The complaint named DirectRevenue LLC, Direct Revenue Holdings LLC, Joshua Abram, Daniel Kaufman, Alan Murray and Rodney Hook. They are all based in New York.

The settlement bars future downloads of DirectRevenue's adware without consumers' express consent and requires DirectRevenue to provide a reasonable and effective way for consumers to locate and remove the adware from their computers. The settlement also requires DirectRevenue to give up $1.5 million in ill-gotten gains.

According to the FTC complaint, DirectRevenue installed its adware on consumers' computers directly and through a large network of affiliates and sub-affiliates. The adware, including programs named The Best Offers, A Better Internet and Aurora, monitors consumers' Internet use in order to display targeted pop-up ads.

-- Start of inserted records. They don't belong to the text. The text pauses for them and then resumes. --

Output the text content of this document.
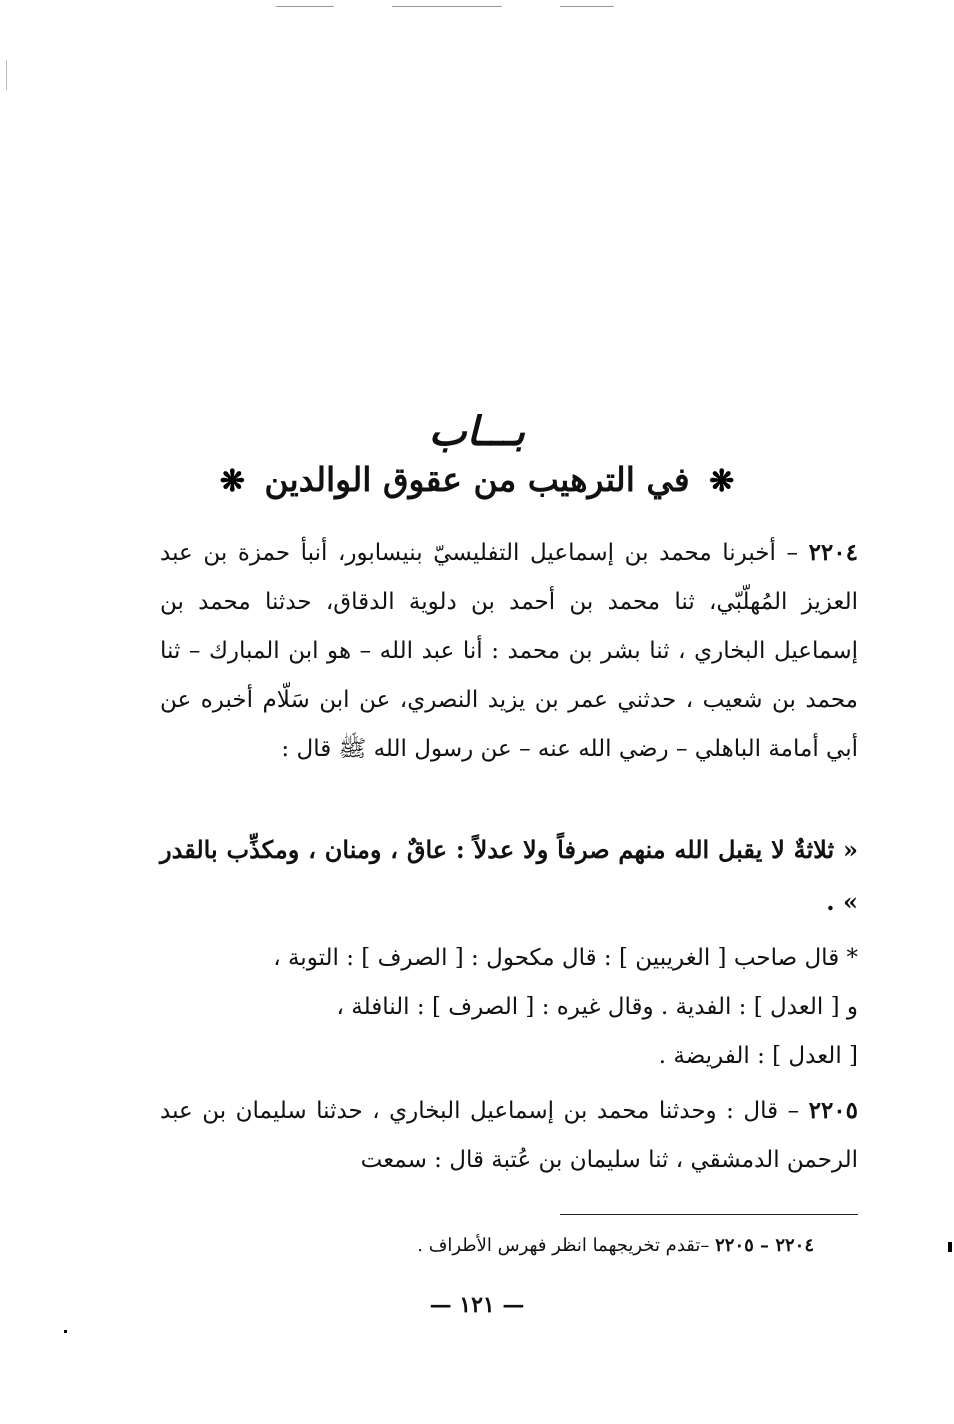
بـــاب
❋ في الترهيب من عقوق الوالدين ❋
٢٢٠٤ – أخبرنا محمد بن إسماعيل التفليسيّ بنيسابور، أنبأ حمزة بن عبد العزيز المُهلّبّي، ثنا محمد بن أحمد بن دلوية الدقاق، حدثنا محمد بن إسماعيل البخاري ، ثنا بشر بن محمد : أنا عبد الله – هو ابن المبارك – ثنا محمد بن شعيب ، حدثني عمر بن يزيد النصري، عن ابن سَلّام أخبره عن أبي أمامة الباهلي – رضي الله عنه – عن رسول الله ﷺ قال :
« ثلاثةٌ لا يقبل الله منهم صرفاً ولا عدلاً : عاقٌ ، ومنان ، ومكذِّب بالقدر » .
* قال صاحب [ الغريبين ] : قال مكحول : [ الصرف ] : التوبة ،
و [ العدل ] : الفدية . وقال غيره : [ الصرف ] : النافلة ،
[ العدل ] : الفريضة .
٢٢٠٥ – قال : وحدثنا محمد بن إسماعيل البخاري ، حدثنا سليمان بن عبد الرحمن الدمشقي ، ثنا سليمان بن عُتبة قال : سمعت
٢٢٠٤ – ٢٢٠٥ –تقدم تخريجهما انظر فهرس الأطراف .
— ١٢١ —
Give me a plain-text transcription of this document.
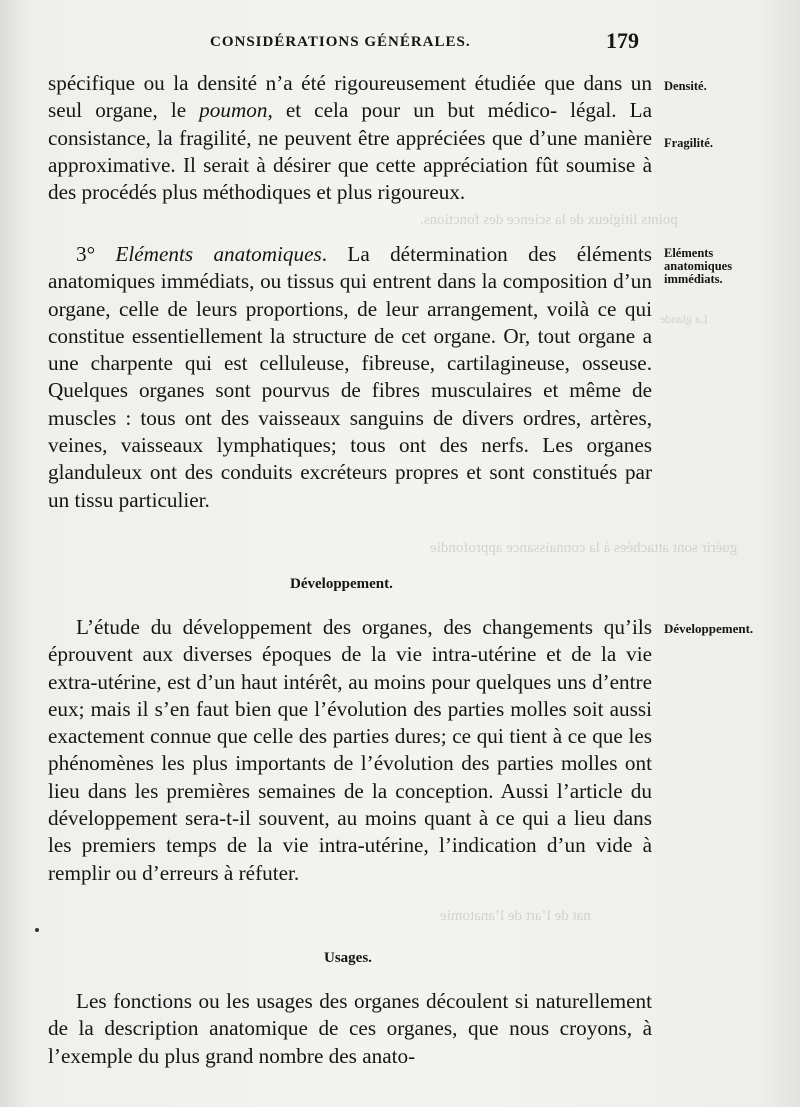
points litigieux de la science des fonctions.
La glande
guérir sont attachées à la connaissance approfondie
nat de l’art de l’anatomie
CONSIDÉRATIONS GÉNÉRALES.	179

spécifique ou la densité n’a été rigoureusement étudiée que dans un seul organe, le poumon, et cela pour un but médico- légal. La consistance, la fragilité, ne peuvent être appréciées que d’une manière approximative. Il serait à désirer que cette appréciation fût soumise à des procédés plus méthodiques et plus rigoureux.

3° Eléments anatomiques. La détermination des éléments anatomiques immédiats, ou tissus qui entrent dans la composition d’un organe, celle de leurs proportions, de leur arrangement, voilà ce qui constitue essentiellement la structure de cet organe. Or, tout organe a une charpente qui est celluleuse, fibreuse, cartilagineuse, osseuse. Quelques organes sont pourvus de fibres musculaires et même de muscles : tous ont des vaisseaux sanguins de divers ordres, artères, veines, vaisseaux lymphatiques; tous ont des nerfs. Les organes glanduleux ont des conduits excréteurs propres et sont constitués par un tissu particulier.

Développement.

L’étude du développement des organes, des changements qu’ils éprouvent aux diverses époques de la vie intra-utérine et de la vie extra-utérine, est d’un haut intérêt, au moins pour quelques uns d’entre eux; mais il s’en faut bien que l’évolution des parties molles soit aussi exactement connue que celle des parties dures; ce qui tient à ce que les phénomènes les plus importants de l’évolution des parties molles ont lieu dans les premières semaines de la conception. Aussi l’article du développement sera-t-il souvent, au moins quant à ce qui a lieu dans les premiers temps de la vie intra-utérine, l’indication d’un vide à remplir ou d’erreurs à réfuter.

Usages.

Les fonctions ou les usages des organes découlent si naturellement de la description anatomique de ces organes, que nous croyons, à l’exemple du plus grand nombre des anato-

Densité.
Fragilité.
Eléments anatomiques immédiats.
Développement.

The FTC alleged that DirectRevenue and its affiliates frequently offered consumers free content and software -- including screensavers, games, and utilities -- without disclosing adequately that downloading the software would result in installation of the adware.

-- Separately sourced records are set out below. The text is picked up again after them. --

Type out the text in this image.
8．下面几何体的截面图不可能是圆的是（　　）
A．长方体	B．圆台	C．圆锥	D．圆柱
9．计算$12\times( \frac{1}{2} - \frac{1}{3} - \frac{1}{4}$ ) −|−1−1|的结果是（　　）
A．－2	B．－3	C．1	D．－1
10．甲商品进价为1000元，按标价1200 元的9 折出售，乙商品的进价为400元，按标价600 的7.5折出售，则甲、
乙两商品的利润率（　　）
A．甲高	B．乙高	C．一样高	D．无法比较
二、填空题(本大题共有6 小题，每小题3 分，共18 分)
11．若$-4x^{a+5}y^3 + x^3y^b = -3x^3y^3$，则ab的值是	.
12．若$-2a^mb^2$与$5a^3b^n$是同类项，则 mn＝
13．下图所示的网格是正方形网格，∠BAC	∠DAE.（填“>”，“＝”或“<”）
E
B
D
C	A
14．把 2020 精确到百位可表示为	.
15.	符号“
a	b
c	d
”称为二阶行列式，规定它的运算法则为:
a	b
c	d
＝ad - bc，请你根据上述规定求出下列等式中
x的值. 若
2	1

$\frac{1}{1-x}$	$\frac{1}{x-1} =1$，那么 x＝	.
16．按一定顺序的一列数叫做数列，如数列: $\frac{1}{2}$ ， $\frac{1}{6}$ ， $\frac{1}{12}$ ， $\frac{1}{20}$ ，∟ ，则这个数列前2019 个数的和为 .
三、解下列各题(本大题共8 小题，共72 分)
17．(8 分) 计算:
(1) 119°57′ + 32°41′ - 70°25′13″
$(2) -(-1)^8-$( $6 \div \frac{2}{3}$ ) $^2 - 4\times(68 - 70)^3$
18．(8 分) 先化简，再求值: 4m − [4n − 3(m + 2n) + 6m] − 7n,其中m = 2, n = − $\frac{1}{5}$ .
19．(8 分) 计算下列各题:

In other instances, some of DirectRevenue's affiliates exploited security vulnerabilities in Web browsers to install the adware, according to the FTC.

In addition, the FTC charged that DirectRevenue deliberately made it difficult to identify, locate, and remove the adware once it was installed. When DirectRevenue provided an uninstall tool at separate Web sites, it required consumers to follow a 10-step procedure involving the download of additional software and deactivation of all third-party firewalls, thus exposing consumers' computers to security risks.

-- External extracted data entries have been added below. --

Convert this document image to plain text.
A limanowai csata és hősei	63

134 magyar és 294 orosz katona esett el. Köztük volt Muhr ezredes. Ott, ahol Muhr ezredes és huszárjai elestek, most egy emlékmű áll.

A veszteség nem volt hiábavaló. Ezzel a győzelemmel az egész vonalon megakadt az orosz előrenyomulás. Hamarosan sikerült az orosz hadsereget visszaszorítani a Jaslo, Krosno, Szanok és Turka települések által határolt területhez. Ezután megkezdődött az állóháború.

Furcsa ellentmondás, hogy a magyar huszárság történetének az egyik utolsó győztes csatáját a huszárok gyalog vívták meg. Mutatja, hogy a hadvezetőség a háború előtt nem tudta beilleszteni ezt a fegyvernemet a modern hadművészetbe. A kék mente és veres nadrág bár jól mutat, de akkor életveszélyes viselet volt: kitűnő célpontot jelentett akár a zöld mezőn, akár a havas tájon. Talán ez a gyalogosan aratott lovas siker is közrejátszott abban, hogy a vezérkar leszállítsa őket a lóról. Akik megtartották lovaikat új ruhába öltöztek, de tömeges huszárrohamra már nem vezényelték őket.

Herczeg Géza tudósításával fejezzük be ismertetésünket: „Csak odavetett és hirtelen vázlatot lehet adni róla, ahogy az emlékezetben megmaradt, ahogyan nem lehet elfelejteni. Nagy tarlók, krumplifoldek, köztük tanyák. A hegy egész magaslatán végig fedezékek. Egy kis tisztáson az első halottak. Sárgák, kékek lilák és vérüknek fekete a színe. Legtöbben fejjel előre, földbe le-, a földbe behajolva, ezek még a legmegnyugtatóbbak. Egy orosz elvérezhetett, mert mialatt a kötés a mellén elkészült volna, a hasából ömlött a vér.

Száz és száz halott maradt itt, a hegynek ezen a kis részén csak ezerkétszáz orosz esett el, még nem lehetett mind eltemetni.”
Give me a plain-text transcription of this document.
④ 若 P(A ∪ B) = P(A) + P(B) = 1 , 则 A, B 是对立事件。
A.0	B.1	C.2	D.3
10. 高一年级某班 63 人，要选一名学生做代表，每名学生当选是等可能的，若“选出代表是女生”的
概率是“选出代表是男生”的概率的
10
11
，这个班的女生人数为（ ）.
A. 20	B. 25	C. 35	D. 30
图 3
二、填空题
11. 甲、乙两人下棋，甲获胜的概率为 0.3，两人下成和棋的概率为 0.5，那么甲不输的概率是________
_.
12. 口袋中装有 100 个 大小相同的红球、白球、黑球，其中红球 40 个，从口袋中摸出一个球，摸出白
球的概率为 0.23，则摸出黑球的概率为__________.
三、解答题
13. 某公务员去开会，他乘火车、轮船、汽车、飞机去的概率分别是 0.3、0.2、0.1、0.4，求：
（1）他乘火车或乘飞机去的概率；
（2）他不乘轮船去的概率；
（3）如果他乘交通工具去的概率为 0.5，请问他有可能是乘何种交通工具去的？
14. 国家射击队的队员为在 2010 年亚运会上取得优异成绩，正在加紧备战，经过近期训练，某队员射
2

The FTC charged that DirectRevenue's failure to disclose adequately that downloading the free content and software would result in installation of the adware was deceptive, and that its use of security exploits to download the adware was an unfair practice. The FTC also charged that DirectRevenue's failure to provide consumers with a reasonable and effective means to identify, locate, and remove the adware from their computers was unfair and in violation of the FTC act.

The FTC will publish an announcement regarding the agreement in the Federal Register shortly. The agreement will be subject to public comment by March 21, after which the FTC will decide whether to make it final.